Western blots were performed as described previously.^19,20,28 Proteins were extracted from the livers using a lysis buffer with cocktail protease inhibitors and phosphatase inhibitors (Thermo Fisher Scientific). Protein concentration was measured using the Pierce BCA protein assay kit, and 20–40 μg of total lysate was loaded and immunoblotted. Antibodies used were anti-IL6R (Santa Cruz Biotechnology, Santa Cruz, CA, USA), IL17A (eBioscience), phosphor (P)-STAT3, total (T)-STAT3 (Cell Signaling Technology), β-ACTIN (MilliporeSigma), and HIF1α (Novus Biologicals), which are listed in Table S1.

Cytotoxic CD8⁺ T cell depletion assay

At 1 week post oncogene injection, HCC-bearing mice were randomly assigned into AAV-miR-22 or AAV blank treated groups.

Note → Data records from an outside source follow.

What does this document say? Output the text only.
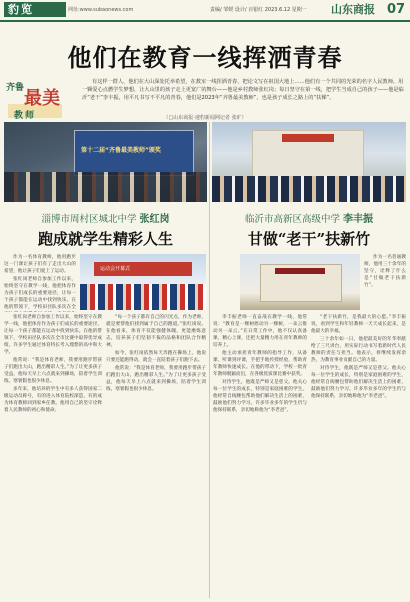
豹览	网址:www.subaonews.com	责编/ 邹媛 设计/ 百银红 2023.6.12 星期一 山东商报 07
他们在教育一线挥洒青春
齐鲁 最美
教师
有这样一群人，他们在大山深处托举希望，在教室一线挥洒青春，把论文写在祖国大地上……他们有一个共同的光荣的名字人民教师。用一颗爱心点燃学生梦想，让大山里的孩子走上更宽广的舞台——他是乡村教师张红岗；每日坚守在第一线，把学生当成自己的孩子——他是临沂“老干”李丰振，用平凡书写不平凡的青春，他们是2023年“齐鲁最美教师”，也是孩子成长之路上的“扶梯”。
（□山东商报·速豹新闻网记者 张旷）
第十二届“齐鲁最美教师”颁奖
淄博市周村区城北中学 张红岗
跑成就学生精彩人生
运动会开幕式

作为一名体育教师，他用跑步这一门课让孩子们有了走出大山的希望，他让孩子们爱上了运动。

张红岗老师自参加工作以来，始终坚守在教学一线，他把体育作为孩子们成长的重要途径，让每一个孩子都能在运动中找到快乐。在他的带领下，学校田径队多次在全

张红岗老师自参加工作以来，始终坚守在教学一线，他把体育作为孩子们成长的重要途径，让每一个孩子都能在运动中找到快乐。在他的带领下，学校田径队多次在全市比赛中取得优异成绩，许多学生通过体育特长考入理想的高中和大学。

他常说：“我是体育老师，我要用跑步带孩子们跑出大山，跑出精彩人生。”为了让更多孩子受益，他每天早上六点就来到操场，陪着学生训练，寒暑假也很少休息。

多年来，他培养的学生中有多人获得国家二级运动员称号，有的进入体育院校深造，有的成为体育教师回到家乡任教。他用自己的坚守诠释着人民教师的初心和使命。

“每一个孩子都有自己的闪光点，作为老师，就是要帮他们找到属于自己的跑道。”张红岗说。在他看来，体育不仅能强健体魄，更能磨炼意志，培养孩子们坚韧不拔的品格和团队合作精神。

如今，张红岗依然每天奔跑在操场上，他说只要还能跑得动，就会一直陪着孩子们跑下去。

他常说：“我是体育老师，我要用跑步带孩子们跑出大山，跑出精彩人生。”为了让更多孩子受益，他每天早上六点就来到操场，陪着学生训练，寒暑假也很少休息。

临沂市高新区高级中学 李丰振
甘做“老干”扶新竹

作为一名普通教师，他用三十余年的坚守，诠释了什么是“甘做老干扶新竹”。

李丰振老师一直奋战在教学一线，他常说：“教育是一棵树摇动另一棵树，一朵云推动另一朵云。”在日常工作中，他不仅认真备课、精心上课，还把大量精力用在青年教师的培养上。

他主动承担青年教师的指导工作，从备课、听课到评课，手把手地传授经验，帮助青年教师快速成长。在他的带动下，学校一批青年教师脱颖而出，在各级优质课比赛中获奖。

对待学生，他既是严师又是慈父。他关心每一位学生的成长，特别是家庭困难的学生，他经常自掏腰包帮助他们解决生活上的困难，鼓励他们努力学习。许多毕业多年的学生仍与他保持联系，亲切地称他为“李老爸”。

“老干扶新竹，是我最大的心愿。”李丰振说，看到学生和年轻教师一天天成长起来，是他最大的幸福。

三十余年如一日，他把最美好的年华奉献给了三尺讲台，用实际行动书写着新时代人民教师的责任与担当。他表示，将继续发挥余热，为教育事业贡献自己的力量。

对待学生，他既是严师又是慈父。他关心每一位学生的成长，特别是家庭困难的学生，他经常自掏腰包帮助他们解决生活上的困难，鼓励他们努力学习。许多毕业多年的学生仍与他保持联系，亲切地称他为“李老爸”。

On the same day, HCC mice from each group were randomly divided into two groups to receive 200 μg of InVivoMAb anti-mouse CD8α (BE004-1, Bio X cell, Lebanon, NH, USA) or InVivoMAb rat IgG2a isotype control (BE0089, Bio X cell) via intraperitoneal injection twice per week for six times as indicated.⁷⁵

IL-23 minicircle DNA production and hydrodynamic injection in HCC mice

Minicircle (MC)-RSV.Flag.mIL23.elasti.bpA or RSV.eGFP.bpA was produced to induce IL17 signaling in HCC mice as described.⁷⁶ Hydrodynamic delivery of 3 μg IL-23 or GFP MC DNA via tail vein injection was performed as previously described.⁷⁷ At 1 week post oncogene injection, HCC mice were randomly assigned into AAV-miR-22 or AAV blank treated groups. At 2 weeks post oncogene injection, mice from each subgroup were further divided into two groups to receive one dose (3 μg) of either IL-23 MC or MC control.

Statistical analysis

Statistical analysis was performed using Prism software v8.2.1 (Graph Software). Data were expressed as means ± standard deviation (SD). Statistical significance between two groups was evaluated using a two-tailed Student’s t test. One-way ANOVA followed by Tukey’s t test was used to compare the statistical difference among multiple groups. Associations were analyzed by linear regression. A value of p < 0.05 was considered statistically significant.

Data availability

The source data that support the findings of this study are available. The RNA sequencing data have been deposited at the Gene Expression Omnibus under the accession number GSE215753. All the other data are available in the main text or supplemental information.